I couldn’t resist doing a quick search on my phone for information on the absence of the Sonoma chickens. I didn’t find much, but from what I could piece together, the chickens had been exiled after having been implicated in pecking incidents involving children. Casual research I’ve done since then has revealed that the story of the Sonoma chickens was quite a saga, reaching back to the late 90s, but the information I have found is patchy. The chickens were banished in 2000 after the reports of pecking, but after numerous chicken supporters rallied, the City Council voted for their return. The chickens (at least some of them) were there when I was in 2004. I’m unclear about exactly what happened in the ensuing years, but I found this letter, which describes how fines were imposed on a local car wash owner and alleged chicken monger, who was ordered with the task of relocating the chickens. Perhaps some day, I will find the rest of the Sonoma chicken story. All I know for sure is that the chickens are gone, at least for now.

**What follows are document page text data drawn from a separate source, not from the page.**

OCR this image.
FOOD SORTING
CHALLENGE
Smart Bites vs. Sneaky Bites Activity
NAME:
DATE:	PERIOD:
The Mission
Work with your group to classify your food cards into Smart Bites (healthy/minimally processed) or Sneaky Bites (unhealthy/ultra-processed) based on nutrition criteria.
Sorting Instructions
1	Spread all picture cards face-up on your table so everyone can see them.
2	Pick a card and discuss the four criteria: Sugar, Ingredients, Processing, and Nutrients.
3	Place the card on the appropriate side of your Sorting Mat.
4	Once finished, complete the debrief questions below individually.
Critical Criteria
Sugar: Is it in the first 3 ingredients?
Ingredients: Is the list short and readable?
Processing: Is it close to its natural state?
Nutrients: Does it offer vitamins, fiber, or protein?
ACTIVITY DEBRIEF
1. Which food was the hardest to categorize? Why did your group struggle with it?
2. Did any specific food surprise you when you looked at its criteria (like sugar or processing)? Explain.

Next, we stopped at Ravenswood Winery, a personal favorite, where an intended brief stop was somehow stretched out for over an hour as we conversed with our friendly server and sampled at least 10 wines. We drank some water, ate some snacks, and allowed adequate time to pass before getting back in the car and heading to Napa, which was a new destination for us. On our honeymoon, we had decided to forgo Napa, instead concentrating our limited time and funds on Sonoma, which had a reputation of being less crowded and more affordable. This time around, we decided to see Napa for ourselves. After checking into the Napa Inn, we walked around and explored the town for a while and had a lovely dinner at Tarla. When we retired to our room that evening, we decided to try out one of the main attractions of our room (other than the kind of awesomely cheesy holographic fireplace, see below), the two-person whirlpool tub. This quickly turned into a comedy of errors as we tried to figure out how to use the features of the tub. Ian and I have four degrees between the two of us, so I don’t think it’s unreasonable to assume we would be capable of following directions on how to use a whirlpool tub. But alas! These were the–
With useless instructions, what is there to do but press buttons and combinations thereof until something happens? We got the jets to work, but unfortunately, they produced such a violent, deafening sound, that it was hardly what I would call relaxing. Presumably, there was a way to adjust the intensity of the jets, but we never did figure that out. We were able to turn the jets off, at least for a little while, and just relax a bit, but we soon learned that, in our random button pressing, we apparently had activated some sort of timed cycle so that jets would periodically start up again. When this happened, we would frantically press buttons again until the terrifying noise ceased. This was only a temporary solution, though, and the jets would start up again after several minutes. This continued even after we had vacated and drained the tub, and the sound was even louder and more disturbing without the water to muffle it. After several rounds of the jets automatically starting and subsequent frantic button pressing to stop them, we decided we needed a new approach if we were going to manage to sleep for anything more than brief intervals before being shocked awake by the alarming rumble of demon jets. A combination of pride and politeness made us hesitant to call the innkeeper at that late hour, so, at a loss for anything else to try, the next time the jets started, we decided to just let them go…run their course…cry it out. Lo and behold, that worked! After the jets ran for a few minutes, they stopped and were wonderfully silent for the rest of the night.